Pressions économiques
A l'heure où la croissance des big pharmas dans le médicament est inférieure à la moyenne, devancée par celle des biotechs et des labos spécialisés, les géants pharmaceutiques jugent le big data indispensable. Roche, qui utilise les mégadonnées dans l'oncologie notamment, explique à La Tribune qu'il s'agit d'un "élément crucial pour soutenir de bout en bout la chaîne de valeur de la société".
Car les industriels du médicament s'inquiète d'une pression accrue avec un modèle de plus en plus axé sur le remboursement au résultat, c'est-à-dire des traitements couverts chez les patients chez lesquels les ils seront efficaces.
"Nous savons que les payeurs vont évaluer la valeur de nos produits par rapports aux autres traitements sur le marché pour les décisions de remboursement", expose ainsi Novartis à La Tribune.

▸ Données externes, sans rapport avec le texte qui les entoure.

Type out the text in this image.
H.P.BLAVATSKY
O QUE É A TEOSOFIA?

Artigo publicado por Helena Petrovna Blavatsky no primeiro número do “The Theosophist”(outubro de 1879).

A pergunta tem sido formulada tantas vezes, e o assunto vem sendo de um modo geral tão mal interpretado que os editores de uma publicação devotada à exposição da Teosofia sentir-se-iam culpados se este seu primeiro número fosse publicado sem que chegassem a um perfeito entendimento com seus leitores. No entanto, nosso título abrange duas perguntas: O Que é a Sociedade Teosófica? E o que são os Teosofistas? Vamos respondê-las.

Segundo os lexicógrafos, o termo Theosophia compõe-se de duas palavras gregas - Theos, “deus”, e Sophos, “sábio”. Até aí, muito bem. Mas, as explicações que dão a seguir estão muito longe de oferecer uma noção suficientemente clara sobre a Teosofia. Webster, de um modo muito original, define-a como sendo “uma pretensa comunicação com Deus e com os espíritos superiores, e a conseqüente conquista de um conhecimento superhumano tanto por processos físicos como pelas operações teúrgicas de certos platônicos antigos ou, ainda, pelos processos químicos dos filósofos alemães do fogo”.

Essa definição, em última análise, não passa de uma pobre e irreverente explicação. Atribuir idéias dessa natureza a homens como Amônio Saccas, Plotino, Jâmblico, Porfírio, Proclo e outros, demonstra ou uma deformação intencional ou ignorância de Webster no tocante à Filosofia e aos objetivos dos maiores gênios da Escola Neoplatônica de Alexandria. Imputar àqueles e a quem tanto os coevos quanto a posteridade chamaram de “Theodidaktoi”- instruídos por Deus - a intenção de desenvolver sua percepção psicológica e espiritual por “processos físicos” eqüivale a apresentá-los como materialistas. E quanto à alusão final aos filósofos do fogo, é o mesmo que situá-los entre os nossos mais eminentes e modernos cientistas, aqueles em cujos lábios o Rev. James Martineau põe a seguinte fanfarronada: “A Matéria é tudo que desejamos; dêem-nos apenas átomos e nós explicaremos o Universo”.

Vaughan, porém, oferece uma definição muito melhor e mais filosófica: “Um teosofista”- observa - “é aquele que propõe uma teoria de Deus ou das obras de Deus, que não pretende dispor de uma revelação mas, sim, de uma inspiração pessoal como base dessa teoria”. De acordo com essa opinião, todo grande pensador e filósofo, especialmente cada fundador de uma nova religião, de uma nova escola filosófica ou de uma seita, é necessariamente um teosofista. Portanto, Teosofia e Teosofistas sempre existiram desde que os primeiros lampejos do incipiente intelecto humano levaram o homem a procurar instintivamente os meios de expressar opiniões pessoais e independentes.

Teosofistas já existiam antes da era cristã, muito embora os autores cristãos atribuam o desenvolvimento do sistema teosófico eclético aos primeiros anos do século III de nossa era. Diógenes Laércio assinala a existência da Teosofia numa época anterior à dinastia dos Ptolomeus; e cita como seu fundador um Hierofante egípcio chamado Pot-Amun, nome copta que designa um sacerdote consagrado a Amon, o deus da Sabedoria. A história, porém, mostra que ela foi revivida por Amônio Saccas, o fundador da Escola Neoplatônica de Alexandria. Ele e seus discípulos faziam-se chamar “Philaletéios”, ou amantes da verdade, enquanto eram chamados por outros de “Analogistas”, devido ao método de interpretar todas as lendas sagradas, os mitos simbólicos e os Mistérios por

En France, par exemple, le service médical rendu (SMR) est là pour mesurer "l'efficacité et l'utilité des médicaments vendus en France" en prenant également en compte la gravité de la maladie. Il est évalué par la Commission de transparence de la Haute Autorité de santé (d'efficacité majeure à insuffisante en passant par modérée) déterminant le taux de remboursement de la molécule ou son non remboursement. Mais les autorités de santé pourraient bien serrer la vis à l'avenir. Un rapport d'une des conseillères de la direction de la Caisse nationale d'Assurance maladie préconise un taux de remboursement unique. Certains médicaments peu remboursés (15 et 30%) risque de ne plus l'être dans le futur.
Et aux Etats-Unis, "les mutuelles sont en train de fusionner, comme le rappelle Marc-André Audisio, associé responsable du secteur Sciences du Vivant au sein du département Transaction Advisory Services chez EY, elles font pression sur le remboursement des produits".